Karni R, Jove R, Levitzki A
Department of Biological Chemistry, The Alexander Silberman Institute of Life Sciences, The Hebrew University of Jerusalem, Jerusalem 91904, Israel.
Oncogene. 1999 Aug 19;18(33):4654-62. doi: 10.1038/sj.onc.1202835.

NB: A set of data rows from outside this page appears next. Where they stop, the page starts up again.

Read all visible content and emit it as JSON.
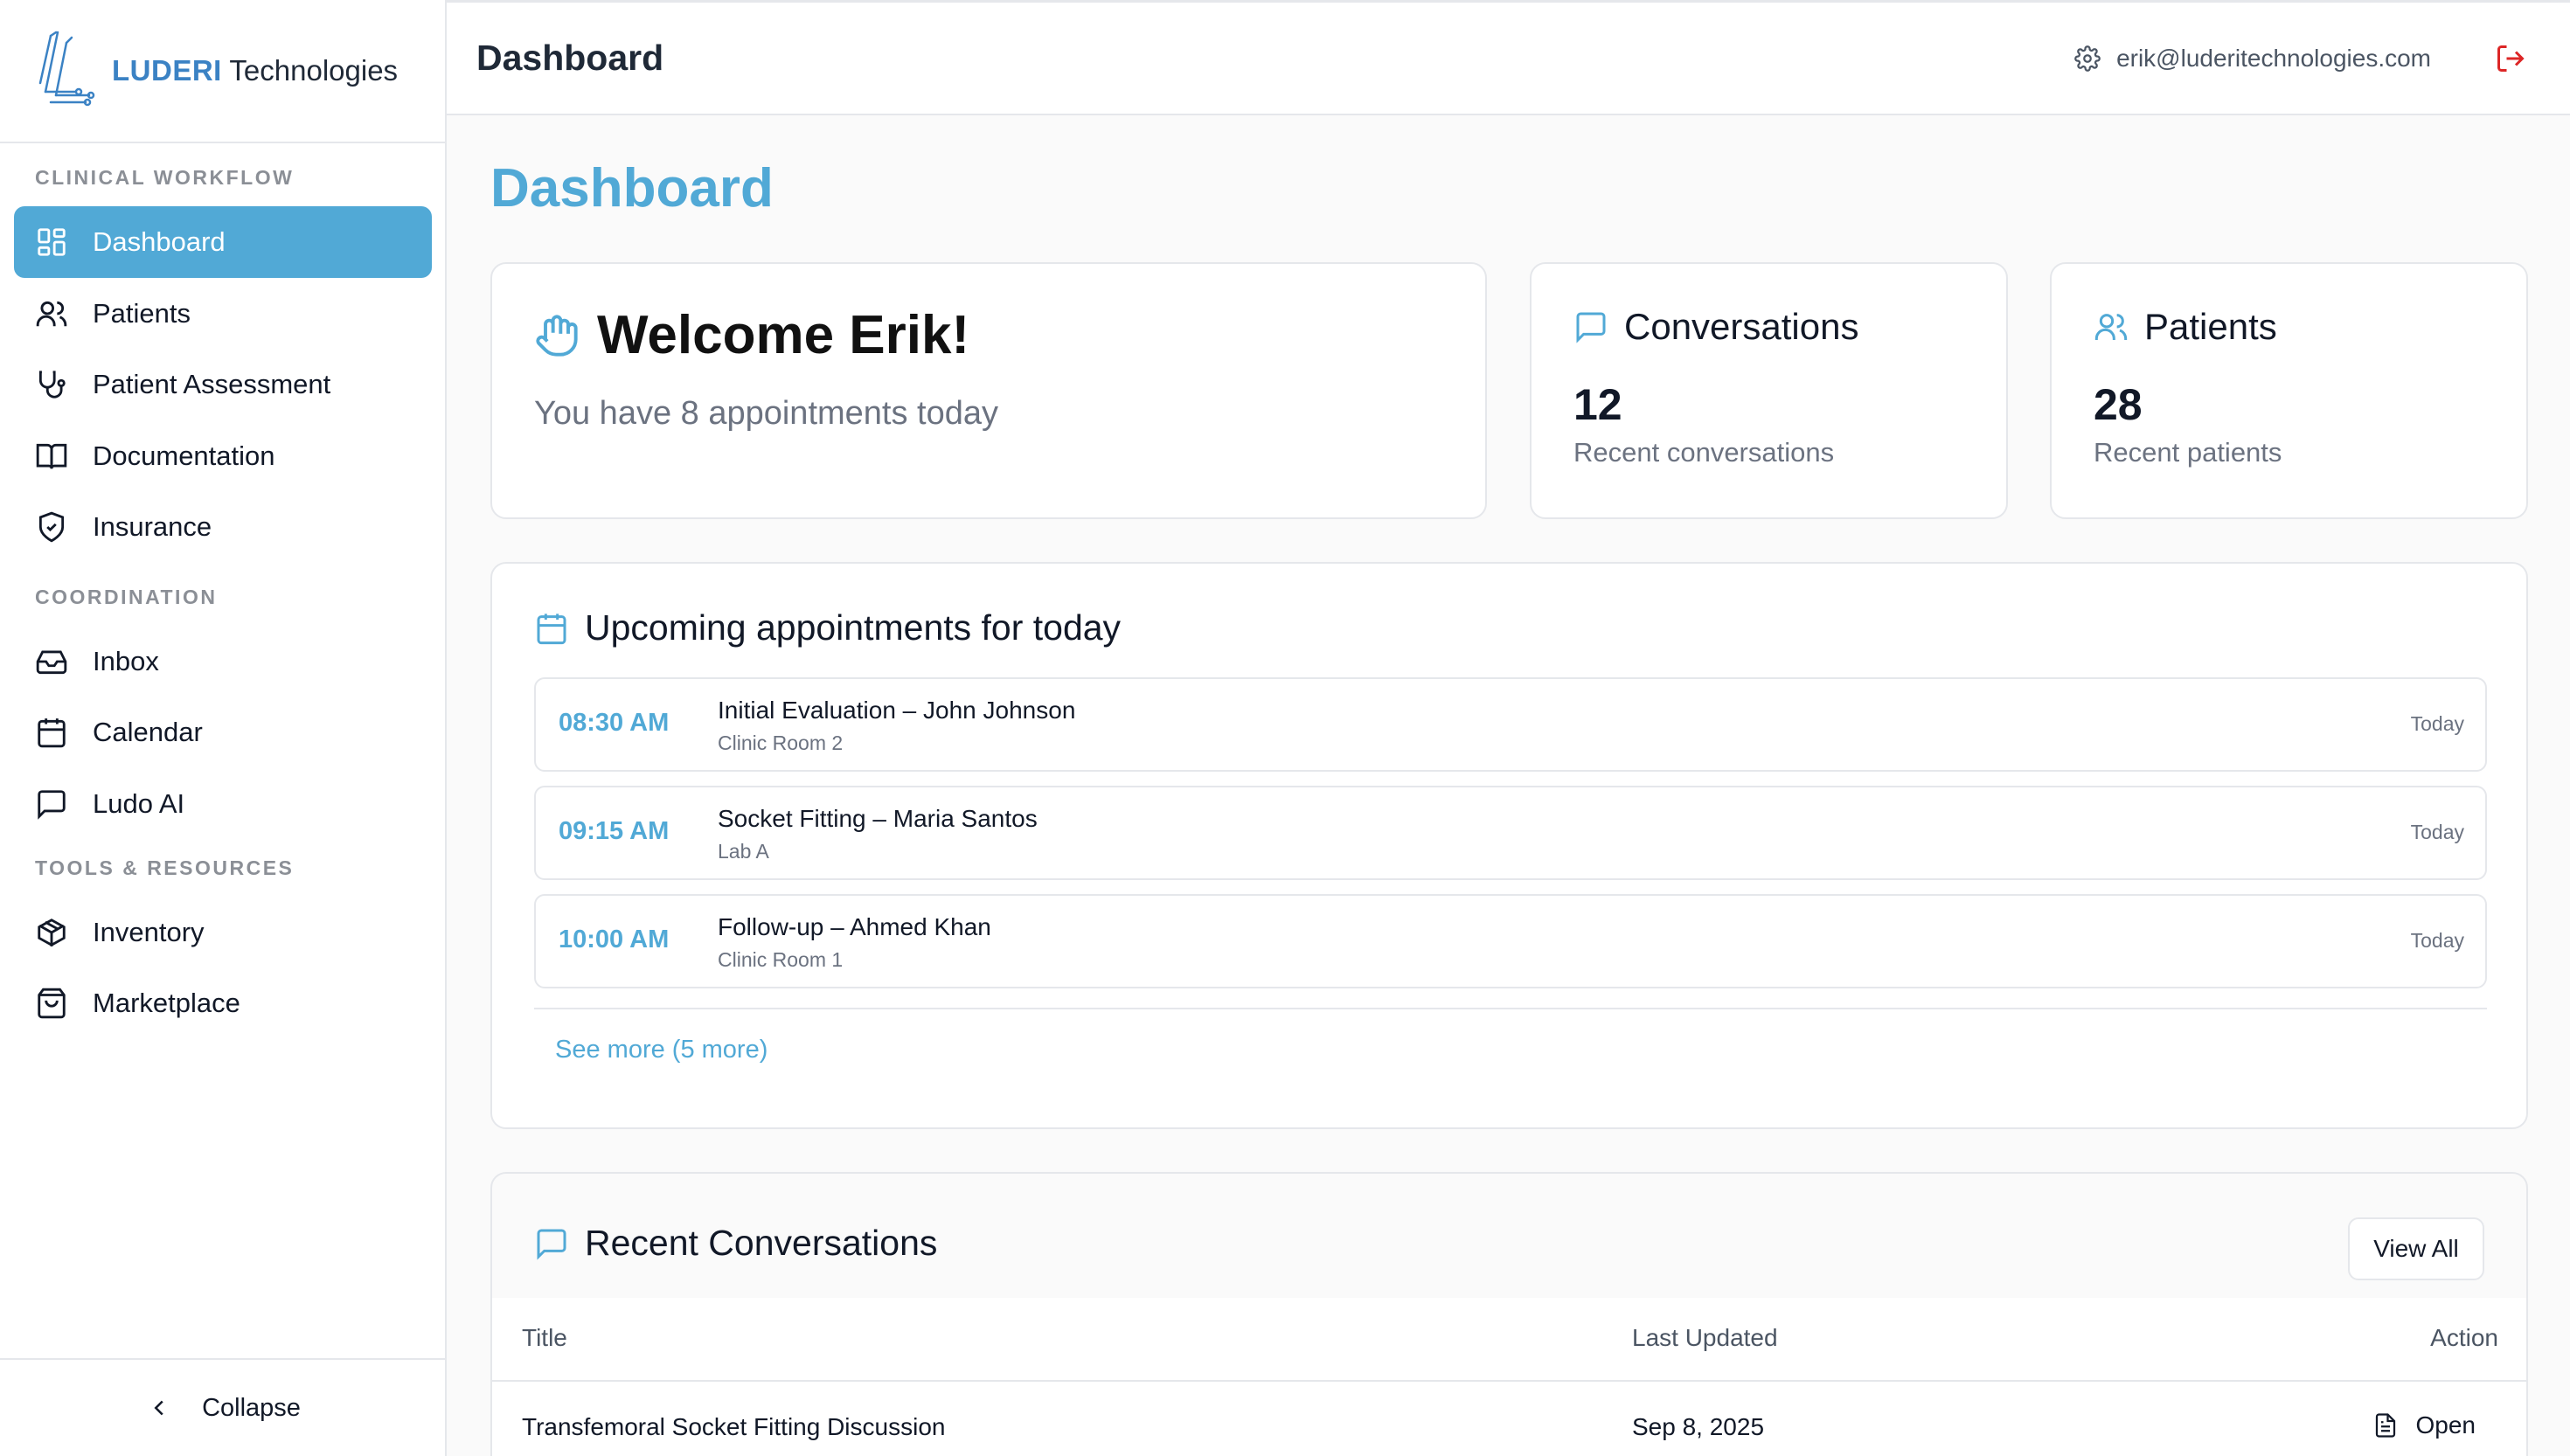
{
  "brand": {
    "name": "LUDERI",
    "suffix": "Technologies"
  },
  "sidebar": {
    "sections": [
      {
        "label": "CLINICAL WORKFLOW"
      },
      {
        "label": "COORDINATION"
      },
      {
        "label": "TOOLS & RESOURCES"
      }
    ],
    "items": [
      {
        "label": "Dashboard",
        "icon": "dashboard-icon",
        "active": true
      },
      {
        "label": "Patients",
        "icon": "users-icon"
      },
      {
        "label": "Patient Assessment",
        "icon": "stethoscope-icon"
      },
      {
        "label": "Documentation",
        "icon": "book-icon"
      },
      {
        "label": "Insurance",
        "icon": "shield-check-icon"
      },
      {
        "label": "Inbox",
        "icon": "inbox-icon"
      },
      {
        "label": "Calendar",
        "icon": "calendar-icon"
      },
      {
        "label": "Ludo AI",
        "icon": "chat-icon"
      },
      {
        "label": "Inventory",
        "icon": "package-icon"
      },
      {
        "label": "Marketplace",
        "icon": "shopping-bag-icon"
      }
    ],
    "collapse_label": "Collapse"
  },
  "header": {
    "title": "Dashboard",
    "user_email": "erik@luderitechnologies.com"
  },
  "main": {
    "title": "Dashboard",
    "welcome": {
      "title": "Welcome Erik!",
      "subtitle": "You have 8 appointments today"
    },
    "stats": [
      {
        "title": "Conversations",
        "value": "12",
        "label": "Recent conversations"
      },
      {
        "title": "Patients",
        "value": "28",
        "label": "Recent patients"
      }
    ],
    "appointments": {
      "title": "Upcoming appointments for today",
      "items": [
        {
          "time": "08:30 AM",
          "title": "Initial Evaluation – John Johnson",
          "location": "Clinic Room 2",
          "day": "Today"
        },
        {
          "time": "09:15 AM",
          "title": "Socket Fitting – Maria Santos",
          "location": "Lab A",
          "day": "Today"
        },
        {
          "time": "10:00 AM",
          "title": "Follow-up – Ahmed Khan",
          "location": "Clinic Room 1",
          "day": "Today"
        }
      ],
      "see_more": "See more (5 more)"
    },
    "conversations": {
      "title": "Recent Conversations",
      "view_all": "View All",
      "columns": [
        "Title",
        "Last Updated",
        "Action"
      ],
      "rows": [
        {
          "title": "Transfemoral Socket Fitting Discussion",
          "updated": "Sep 8, 2025",
          "action": "Open"
        }
      ]
    }
  },
  "colors": {
    "accent": "#51a9d6",
    "logout": "#dc2626"
  }
}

Tumors that overexpress HER-2/neu receptor or exhibit enhanced EGFR signaling have been reported to possess constitutively activated Src family kinases, especially pp60c-Src. High levels of pp60c-Src activity have also been reported for cell lines that overexpress the EGFR or the chimeric EGFR-HER-2 receptor. It has therefore been suggested that Src kinases may contribute significantly to the oncogenic phenotype of these cells and to the degree of malignancy of tumors that overexpress EGFR family receptors. In this study we show that the induced expression of c-SRC antisense RNA or the application of a selective Src kinase inhibitor induces growth arrest, programmed cell death and reverses the transformed properties of cells that overexpress EGFR or HER-2 receptors. We show that inhibition of Src kinase expression or activity results in the reduction of Stat3 tyrosine phosphorylation, decline of Bcl-XL expression, and induction of cell death. Using a construct in which the promoter of Bcl-X, which possesses putative Stat3 sites, is tethered to the luciferase reporter gene, we show that inhibition of Src activity or expression induces a decline in Bcl-X expression. We also show that the expression of activated Src induces activation of the Bcl-X promoter. This activation is inhibited by the expression of kinase dead Src or of Stat3beta, the dominant-negative form of Stat3. Taken together, these results support the hypothesis that Src positively regulates the transformed phenotype of cells overexpressing EGFR family kinases. Furthermore, these results also suggest that Src positively regulates Bcl-XL expression via Stat3 activation and thus acts not only as a potent mitogenic signaling element, but also as an anti-apoptotic signaling protein. The combination of both activities probably confers upon activated Src its oncogenic activity. Since Src kinase is activated in many tumors, pp60c-Src kinase inhibitors may prove useful as anti-cancer agents for many types of cancer.
据报道,过表达HER-2/neu受体或表现出增强的表皮生长因子受体(EGFR)信号传导的肿瘤具有组成性激活的Src家族激酶,尤其是pp60c-Src。对于过表达EGFR或嵌合型EGFR-HER-2受体的细胞系,也有报道称其具有高水平的pp60c-Src活性。因此,有人提出Src激酶可能对这些细胞的致癌表型以及过表达EGFR家族受体的肿瘤的恶性程度有显著贡献。在本研究中,我们表明,诱导表达c-SRC反义RNA或应用选择性Src激酶抑制剂可诱导生长停滞、程序性细胞死亡,并逆转过表达EGFR或HER-2受体的细胞的转化特性。我们表明,抑制Src激酶表达或活性会导致信号转导和转录激活因子3(Stat3)酪氨酸磷酸化减少、Bcl-XL表达下降以及细胞死亡诱导。使用一种构建体,其中具有假定Stat3位点的Bcl-X启动子与荧光素酶报告基因相连,我们表明抑制Src活性或表达会导致Bcl-X表达下降。我们还表明,激活的Src的表达会诱导Bcl-X启动子的激活。这种激活被激酶失活的Src或Stat3的显性负性形式Stat3β的表达所抑制。综上所述,这些结果支持了Src正向调节过表达EGFR家族激酶的细胞的转化表型这一假说。此外,这些结果还表明,Src通过激活Stat3正向调节Bcl-XL表达,因此不仅作为一种有效的促有丝分裂信号元件起作用,而且还作为一种抗凋亡信号蛋白起作用。这两种活性的结合可能赋予激活的Src致癌活性。由于Src激酶在许多肿瘤中被激活,pp60c-Src激酶抑制剂可能被证明是许多类型癌症的有用抗癌药物。